Note that if you search the internet, they are openly sold to spy on children, spouses and employees. You will also see a lot of "anti keylogger" ads selling you software to see if someone is spying on you. Sometimes, I am amazed at all the programs sold on the internet touting the ability to spy on people. Quite frankly, in the wrong hands, they can be dangerous.

Given these developments, a prudent person should verify all electronic and voice solicitations for information, even if it appears the person on the other end already has their "security information".

Sunday, May 15, 2005

Identity Theft at Investigative Agency

A "Fraudster" recently got into an investigative firm's databases and stole 9,000 identities. The customers of this firm included law enforcement, private investigators, collection agencies and insurance companies. The "Fraudster" posed as a customer (professional investment advisor), claiming that information was needed to perform due diligence on investors. The company "Merlin Information Services" was tipped by Federal Agents, who were watching someone, described as a "criminal".

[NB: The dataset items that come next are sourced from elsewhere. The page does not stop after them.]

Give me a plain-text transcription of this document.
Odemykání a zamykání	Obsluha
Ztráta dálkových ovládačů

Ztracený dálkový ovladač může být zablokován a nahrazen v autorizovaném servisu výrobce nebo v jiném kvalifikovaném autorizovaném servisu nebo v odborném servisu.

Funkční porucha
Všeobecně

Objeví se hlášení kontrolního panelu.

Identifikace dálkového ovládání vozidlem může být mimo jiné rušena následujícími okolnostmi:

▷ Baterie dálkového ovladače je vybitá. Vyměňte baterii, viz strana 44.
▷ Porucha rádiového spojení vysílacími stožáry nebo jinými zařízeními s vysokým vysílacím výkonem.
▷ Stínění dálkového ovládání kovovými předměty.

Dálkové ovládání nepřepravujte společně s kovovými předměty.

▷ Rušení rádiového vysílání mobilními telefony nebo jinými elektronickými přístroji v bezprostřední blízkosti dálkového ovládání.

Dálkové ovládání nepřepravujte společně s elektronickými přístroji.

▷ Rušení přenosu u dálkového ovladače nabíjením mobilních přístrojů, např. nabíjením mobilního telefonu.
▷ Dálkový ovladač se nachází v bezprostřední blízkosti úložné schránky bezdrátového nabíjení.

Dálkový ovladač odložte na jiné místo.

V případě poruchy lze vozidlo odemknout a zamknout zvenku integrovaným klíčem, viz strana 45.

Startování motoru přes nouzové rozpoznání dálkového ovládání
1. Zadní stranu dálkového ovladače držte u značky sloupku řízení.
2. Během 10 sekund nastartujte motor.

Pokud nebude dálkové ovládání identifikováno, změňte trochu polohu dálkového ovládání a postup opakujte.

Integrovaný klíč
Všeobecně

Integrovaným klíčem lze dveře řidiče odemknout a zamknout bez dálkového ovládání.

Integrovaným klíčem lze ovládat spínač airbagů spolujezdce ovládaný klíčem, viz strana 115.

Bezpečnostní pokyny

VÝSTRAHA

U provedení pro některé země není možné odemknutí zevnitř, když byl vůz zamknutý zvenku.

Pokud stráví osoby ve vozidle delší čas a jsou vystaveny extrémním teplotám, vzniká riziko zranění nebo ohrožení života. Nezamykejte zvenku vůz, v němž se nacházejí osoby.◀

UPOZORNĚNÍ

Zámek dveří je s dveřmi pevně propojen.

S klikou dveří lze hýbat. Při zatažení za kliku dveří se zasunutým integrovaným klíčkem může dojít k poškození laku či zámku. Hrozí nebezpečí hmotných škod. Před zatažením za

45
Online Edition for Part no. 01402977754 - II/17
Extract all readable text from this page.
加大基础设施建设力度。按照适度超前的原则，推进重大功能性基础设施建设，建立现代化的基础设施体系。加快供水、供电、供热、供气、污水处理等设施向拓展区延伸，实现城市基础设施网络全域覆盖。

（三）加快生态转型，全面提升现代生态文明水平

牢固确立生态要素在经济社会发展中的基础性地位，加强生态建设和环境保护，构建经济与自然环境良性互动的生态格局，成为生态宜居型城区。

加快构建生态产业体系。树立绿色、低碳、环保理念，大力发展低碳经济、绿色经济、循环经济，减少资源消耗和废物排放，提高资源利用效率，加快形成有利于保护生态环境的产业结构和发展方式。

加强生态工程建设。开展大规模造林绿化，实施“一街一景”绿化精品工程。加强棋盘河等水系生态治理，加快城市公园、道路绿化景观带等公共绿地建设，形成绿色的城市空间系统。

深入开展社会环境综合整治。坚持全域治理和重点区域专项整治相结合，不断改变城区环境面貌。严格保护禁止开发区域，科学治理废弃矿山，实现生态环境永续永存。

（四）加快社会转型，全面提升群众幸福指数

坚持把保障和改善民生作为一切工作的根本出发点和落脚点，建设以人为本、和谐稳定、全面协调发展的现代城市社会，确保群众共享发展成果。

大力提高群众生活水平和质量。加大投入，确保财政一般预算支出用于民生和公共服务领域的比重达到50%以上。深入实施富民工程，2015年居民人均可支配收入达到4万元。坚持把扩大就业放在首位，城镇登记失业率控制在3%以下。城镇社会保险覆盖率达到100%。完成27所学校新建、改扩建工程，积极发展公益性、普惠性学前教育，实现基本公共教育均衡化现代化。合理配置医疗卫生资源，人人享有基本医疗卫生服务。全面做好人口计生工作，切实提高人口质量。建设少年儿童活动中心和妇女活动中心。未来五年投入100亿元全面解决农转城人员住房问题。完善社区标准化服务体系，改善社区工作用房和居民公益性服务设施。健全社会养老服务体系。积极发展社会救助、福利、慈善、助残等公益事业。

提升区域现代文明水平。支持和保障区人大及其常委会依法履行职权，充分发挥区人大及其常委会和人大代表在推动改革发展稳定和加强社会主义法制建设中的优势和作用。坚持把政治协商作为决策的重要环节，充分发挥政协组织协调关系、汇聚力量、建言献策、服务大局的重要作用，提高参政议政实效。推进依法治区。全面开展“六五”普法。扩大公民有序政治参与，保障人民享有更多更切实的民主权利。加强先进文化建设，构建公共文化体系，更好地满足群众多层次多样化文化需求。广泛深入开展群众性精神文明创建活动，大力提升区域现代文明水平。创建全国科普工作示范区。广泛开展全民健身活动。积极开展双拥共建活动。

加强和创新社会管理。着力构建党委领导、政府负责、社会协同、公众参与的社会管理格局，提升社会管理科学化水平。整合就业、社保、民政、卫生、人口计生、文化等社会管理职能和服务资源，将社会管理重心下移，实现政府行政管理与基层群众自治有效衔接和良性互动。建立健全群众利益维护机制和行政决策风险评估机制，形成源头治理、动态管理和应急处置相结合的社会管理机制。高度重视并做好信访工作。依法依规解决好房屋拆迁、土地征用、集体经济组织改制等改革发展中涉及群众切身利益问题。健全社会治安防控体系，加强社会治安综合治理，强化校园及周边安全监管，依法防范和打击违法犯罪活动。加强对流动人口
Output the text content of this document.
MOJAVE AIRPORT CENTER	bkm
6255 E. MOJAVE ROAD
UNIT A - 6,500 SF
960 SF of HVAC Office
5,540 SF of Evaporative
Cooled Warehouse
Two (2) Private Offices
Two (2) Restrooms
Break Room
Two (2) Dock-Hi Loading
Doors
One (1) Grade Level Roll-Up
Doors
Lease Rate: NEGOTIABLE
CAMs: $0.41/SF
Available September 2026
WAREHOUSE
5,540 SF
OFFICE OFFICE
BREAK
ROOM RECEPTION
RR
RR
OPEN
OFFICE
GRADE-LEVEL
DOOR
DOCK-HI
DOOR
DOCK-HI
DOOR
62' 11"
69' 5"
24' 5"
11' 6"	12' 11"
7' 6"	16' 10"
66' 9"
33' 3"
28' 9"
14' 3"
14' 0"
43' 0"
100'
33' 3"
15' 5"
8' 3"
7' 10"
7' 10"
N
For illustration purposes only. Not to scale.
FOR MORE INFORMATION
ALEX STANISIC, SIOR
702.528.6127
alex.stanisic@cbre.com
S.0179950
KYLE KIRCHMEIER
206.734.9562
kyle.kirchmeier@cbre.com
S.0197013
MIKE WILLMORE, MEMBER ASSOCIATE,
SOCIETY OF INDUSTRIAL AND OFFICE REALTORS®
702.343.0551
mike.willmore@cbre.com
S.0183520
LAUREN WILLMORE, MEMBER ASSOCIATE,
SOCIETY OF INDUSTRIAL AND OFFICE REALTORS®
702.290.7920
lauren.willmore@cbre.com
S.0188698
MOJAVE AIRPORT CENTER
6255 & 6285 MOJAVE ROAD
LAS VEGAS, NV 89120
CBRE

Thus far, none of the identities have been compromised (used in identity theft schemes). Merlin is buying a $50,000.00 "Identity Theft" insurance policy for each one of the people and is providing free "credit monitoring" for them.

It appears that identities were taken from all over, with California showing up with the highest number stolen.

According to a Forbes article, Identity Theft cost U.S. citizens 52.6. billion last year. Quoting the FTC, the amount of occurrences doubled last year. This probably doesn't take into account cases that were not reported and doesn't include the rest of the world.

This illustrates that the world of fraud and identity theft is indeed a murky one. The criminals are getting both smarter and bolder by the day. The only way to stay ahead of them is become smarter than they are through (education and communication).